Essa ação também é interpretada como uma reação às críticas do chanceler federal alemão, Friedrich Merz, que afirmou que o governo dos EUA tem sido “humilhado” pelo Irã.

Em reação ao anúncio dos EUA, o ministro da Defesa alemão, Boris Pistorius, afirmou que a decisão de retirar 5.000 soldados de seu país era “previsível”.

Em declarações à agência de notícias DPA, Pistorius também enfatizou que “a presença de soldados americanos na Europa, e particularmente na Alemanha, é do nosso interesse e do interesse dos EUA”, mas acrescentou: “Nós, europeus, temos que assumir uma responsabilidade maior por nossa segurança”.

Enquanto isso, a porta-voz da Otan, Allison Hart, disse que a aliança está “trabalhando com os EUA para entender os detalhes de sua decisão”.

Quase 40 mil militares no país

Atualmente, o Exército dos Estados Unidos mantém grande presença na Alemanha, quase 40 mil militares na ativa distribuídos por várias instalações do país, entre elas a base aérea de Ramstein, o quartel-general em Wiesbaden, as áreas de treinamento de Grafenwöhr e Hohenfels na Baviera, a base aérea de Spangdahlem e o complexo militar de Stuttgart.
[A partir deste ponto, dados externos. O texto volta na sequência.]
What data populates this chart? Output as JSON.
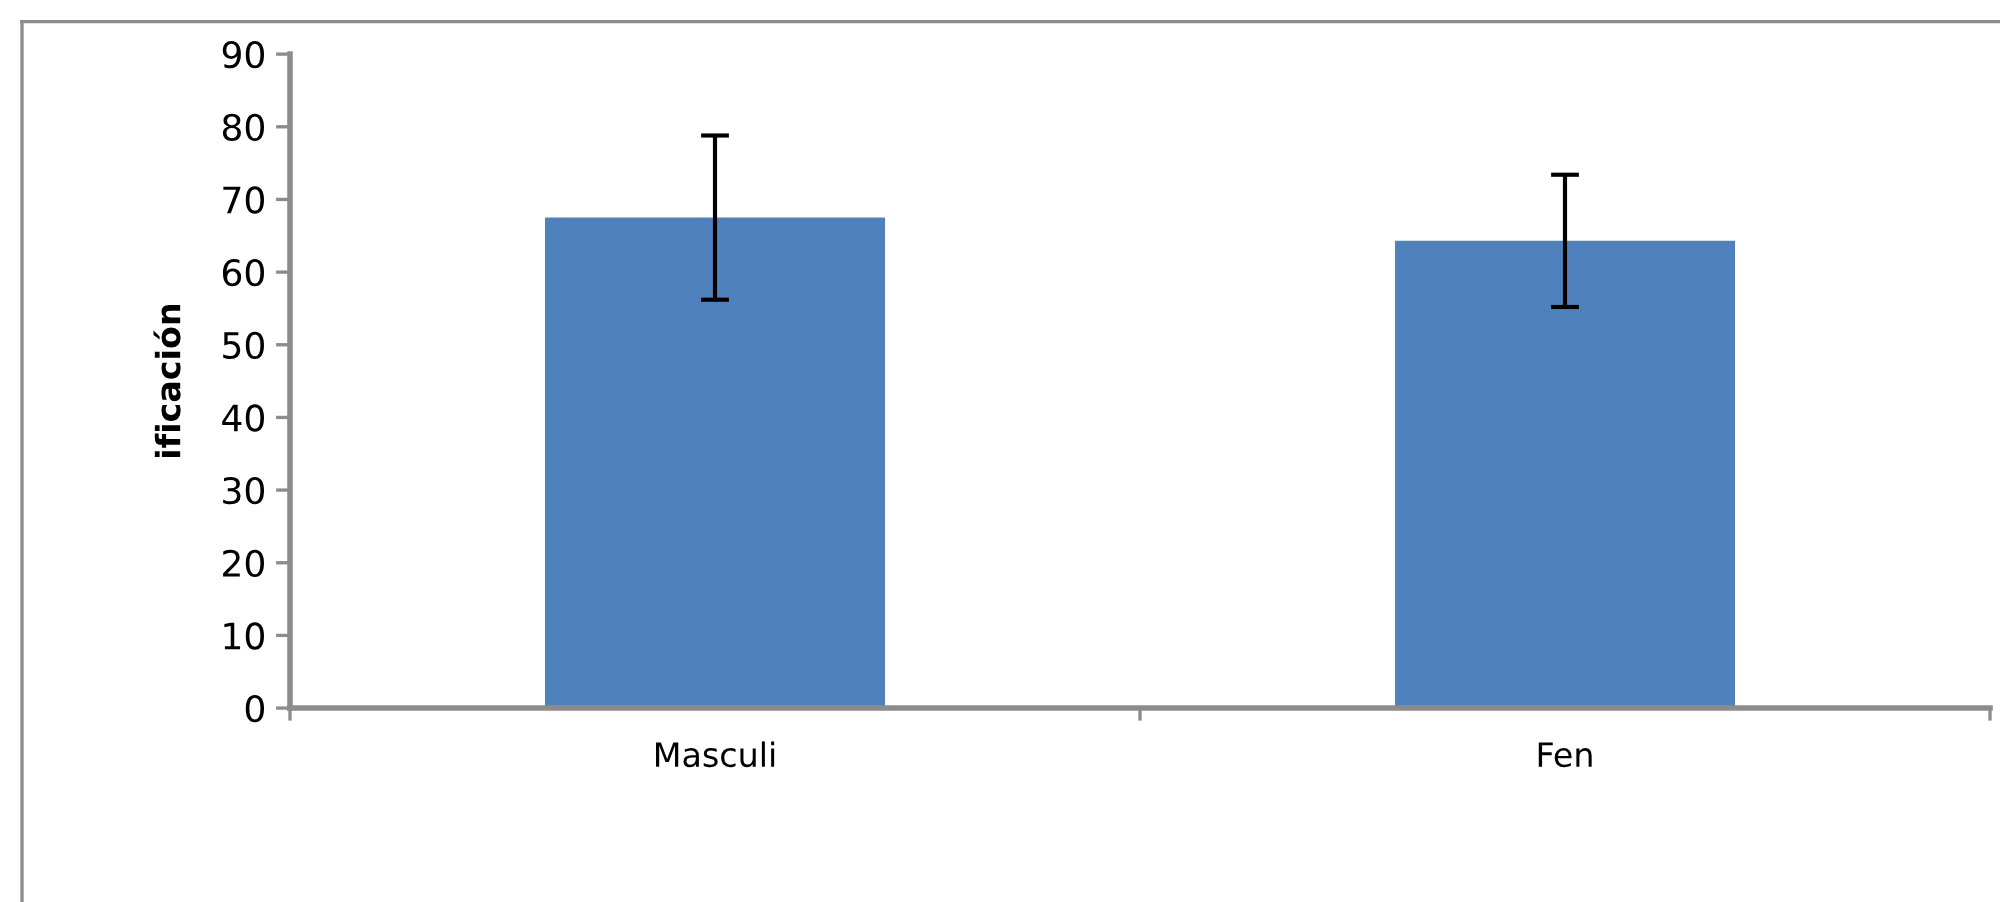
{
  "chart_data": {
    "type": "bar",
    "ylabel": "ificación",
    "categories": [
      "Masculi",
      "Fen"
    ],
    "values": [
      67.5,
      64.3
    ],
    "errors": [
      11.3,
      9.1
    ],
    "color": "#4f81bd",
    "ylim": [
      0,
      90
    ],
    "yticks": [
      0,
      10,
      20,
      30,
      40,
      50,
      60,
      70,
      80,
      90
    ],
    "grid": false
  }
}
O país abriga o maior contingente americano na Europa.

O ministro alemão da Defesa, Boris Pistorius, disse neste sábado (02/05) que a medida é “previsível” e tentou apaziguar a situação após o anúncio dos EUA. “A presença de soldados americanos na Europa, e especialmente na Alemanha, é do nosso interesse e do interesse dos EUA”, ressaltou Pistorius à agência de notícias alemã DPA. Ao mesmo tempo, deixou claro que a decisão não foi inesperada.

Ele afirmou ser evidente que a Otan precisa se tornar mais europeia para se manter transatlântica. “Nós, europeus, precisamos assumir mais responsabilidade pela nossa segurança”, afirmou Pistorius, acrescentando que a “Alemanha está no caminho certo nesse sentido”.

Na quinta-feira, Trump advertiu Merz que ele deveria se preocupar mais em “consertar” seu país “destruído” e pôr fim à guerra na Ucrânia, em vez de “interferir” no conflito com o Irã, em uma nova salva de críticas na troca de farpas entre os dois líderes.

O republicano acusou o líder europeu de não apoiar os EUA na guerra contra o Irã e de acreditar “que é aceitável que o Irã tenha uma arma nuclear”, além de enfatizar que “não é à toa que a Alemanha está indo tão mal, tanto economicamente quanto em outros aspectos!”.

Merz apoiou inicialmente os ataques dos EUA e de Israel ao Irã. No entanto, com o passar do tempo, assumiu uma postura cada vez mais crítica, o que lhe rendeu as críticas do republicano.

Trump criticou repetidamente seus aliados europeus por não atenderem ao chamado de Washington, que, juntamente com Tel Aviv, iniciou a guerra contra Teerã em 28 de fevereiro, sem consultar ou comunicar nada previamente aos seus parceiros da Otan.